In the afternoon, I headed south. Way south. But it was well worth the trip! Starting off, one of my guests jokingly noted that the other guests had seen buffalo, giraffe and zebra in the morning, and we hadn’t...fortunately I could remind her that we had seen wild dogs making two kills, so we were still “winning”! Still, I now had a mission, and when a lone buffalo bull crossed the road in front of us on the way south, I had one less animal to find.
Carrying on past the usual impalas, we ticked off the second animal from the list when we found a couple of giraffe feeding on Java. I commented that as we were in the south now, we should see more giraffes due to the vegetation, but didn’t expect to see just as many as we did!

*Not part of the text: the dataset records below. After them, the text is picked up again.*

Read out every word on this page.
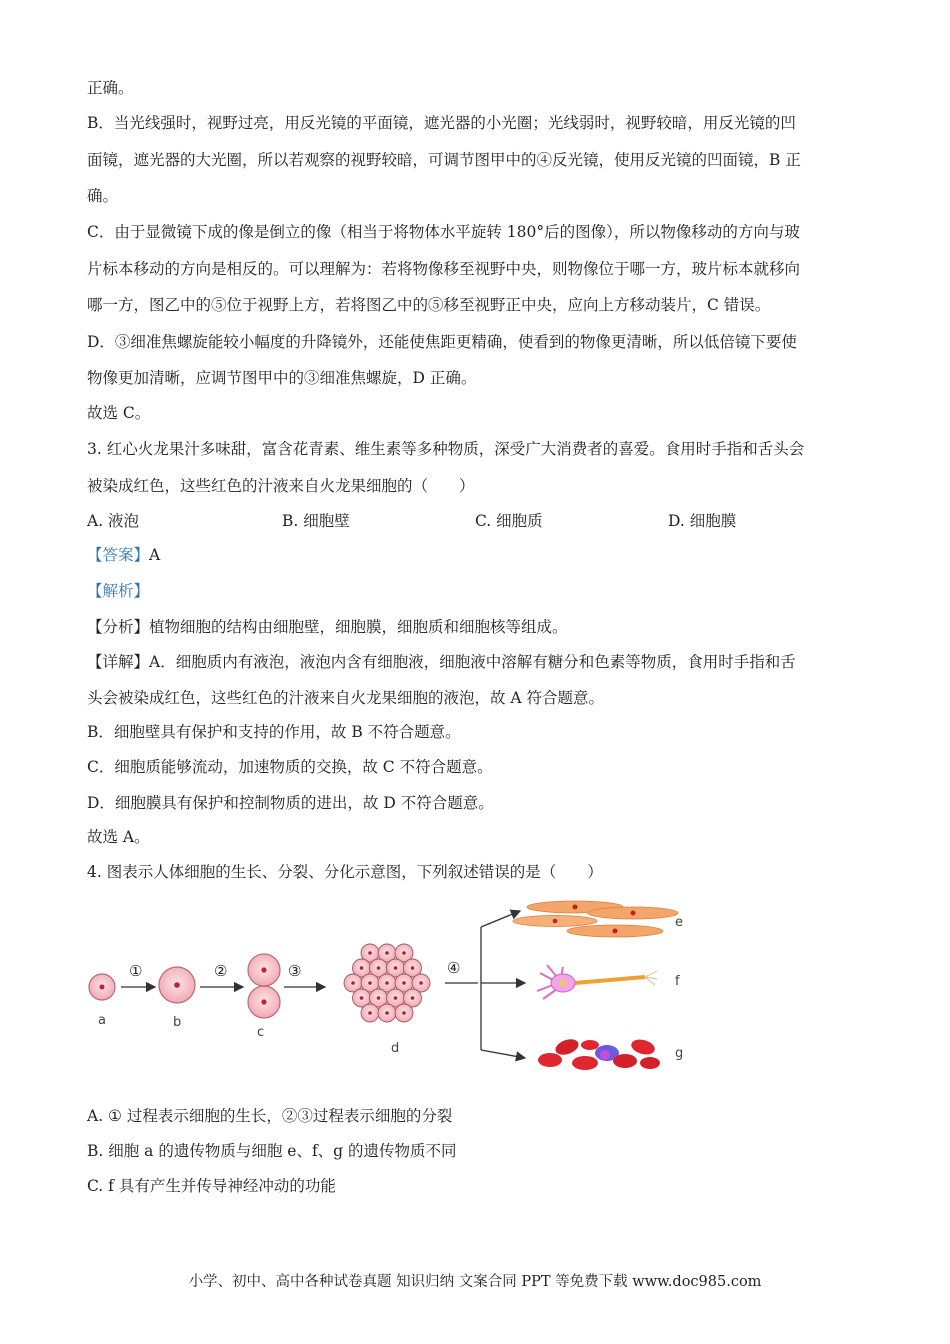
正确。
B．当光线强时，视野过亮，用反光镜的平面镜，遮光器的小光圈；光线弱时，视野较暗，用反光镜的凹
面镜，遮光器的大光圈，所以若观察的视野较暗，可调节图甲中的④反光镜，使用反光镜的凹面镜，B 正
确。
C．由于显微镜下成的像是倒立的像（相当于将物体水平旋转 180°后的图像），所以物像移动的方向与玻
片标本移动的方向是相反的。可以理解为：若将物像移至视野中央，则物像位于哪一方，玻片标本就移向
哪一方，图乙中的⑤位于视野上方，若将图乙中的⑤移至视野正中央，应向上方移动装片，C 错误。
D．③细准焦螺旋能较小幅度的升降镜外，还能使焦距更精确，使看到的物像更清晰，所以低倍镜下要使
物像更加清晰，应调节图甲中的③细准焦螺旋，D 正确。
故选 C。
3. 红心火龙果汁多味甜，富含花青素、维生素等多种物质，深受广大消费者的喜爱。食用时手指和舌头会
被染成红色，这些红色的汁液来自火龙果细胞的（　　）
A. 液泡	B. 细胞壁	C. 细胞质	D. 细胞膜
【答案】A
【解析】
【分析】植物细胞的结构由细胞壁，细胞膜，细胞质和细胞核等组成。
【详解】A．细胞质内有液泡，液泡内含有细胞液，细胞液中溶解有糖分和色素等物质，食用时手指和舌
头会被染成红色，这些红色的汁液来自火龙果细胞的液泡，故 A 符合题意。
B．细胞壁具有保护和支持的作用，故 B 不符合题意。
C．细胞质能够流动，加速物质的交换，故 C 不符合题意。
D．细胞膜具有保护和控制物质的进出，故 D 不符合题意。
故选 A。
4. 图表示人体细胞的生长、分裂、分化示意图，下列叙述错误的是（　　）
a
①
b
②
c
③
d
④
e
f
g
A. ① 过程表示细胞的生长，②③过程表示细胞的分裂
B. 细胞 a 的遗传物质与细胞 e、f、g 的遗传物质不同
C. f 具有产生并传导神经冲动的功能
小学、初中、高中各种试卷真题 知识归纳 文案合同 PPT 等免费下载 www.doc985.com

Looking for the third animal on the list, I headed past Hide Dam, but only saw impalas and two black-backed jackals; only after passing Hide Dam did we find a rather nice breeding herd of elephants that we got to spend some time with before departing to carry on with our primary mission.
Passing Machaton Dam, we saw waterbuck and loads of impalas, and then the giraffes seemed to pop up everywhere, and saw another four herds of giraffe and some kudus before arriving at the most southern point that we can drive; Marco’s Dam.
There we ticked off our third animal from the list in the form of a herd of zebras that we spent time with before going over to the other side of the dam to see the main event of the afternoon.
|Waterbuck, giraffe and zebras in the south|
This “event” was the Ross Pride, six lionesses and their two cubs were resting not far from the dam, and were looking a bit hungry, but still in a good condition.
|Ross Pride resting|
While watching, they suddenly jumped up, and I thought that they would be keen to hunt, but they simply moved about 50m before going to rest again – but their grooming and yawning was an indication that it wouldn’t be long before they carried on.
|Ross Pride springing into action before resting again|
There was however another reason for coming down this way, and that lay about 1km away, so off we headed to see that – this time it was the rather handsome Xinopinopi young male leopard resting up in a tree that also house one of the two baby impalas that he had killed last night!
|Xinopinopi male with his impala kill|
He was rather full, but sat awake and panting heavily after his Christmas feast.
He eventually stood up and climbed down the tree, and we left him resting in the grass underneath it – sure the hyena that had been there earlier would have chased him back up after we left.
|Xinopinopi coming down the tree to rest|
We stopped for a drink before making the long trip home, but contrary to our last few night drives, this was a good one – first we had to wait for a herd of giraffes to move off the road, and then Argyle male leopard popped out onto Argyle Rd! Wonderful to see him again, but very disconcerting to see exactly where he was – well over 20km from his old territory!!! Seems as though he has now settled there, and will be interesting to see who takes his place in the north!
We also found loads of impalas on the way back, including a herd that had two hyenas watching them.
Closing down at the lodge, and making our way to dinner, I think all the guests were delighted with the game viewing today...and to think that we didn’t see anything in the first hour of the day!!!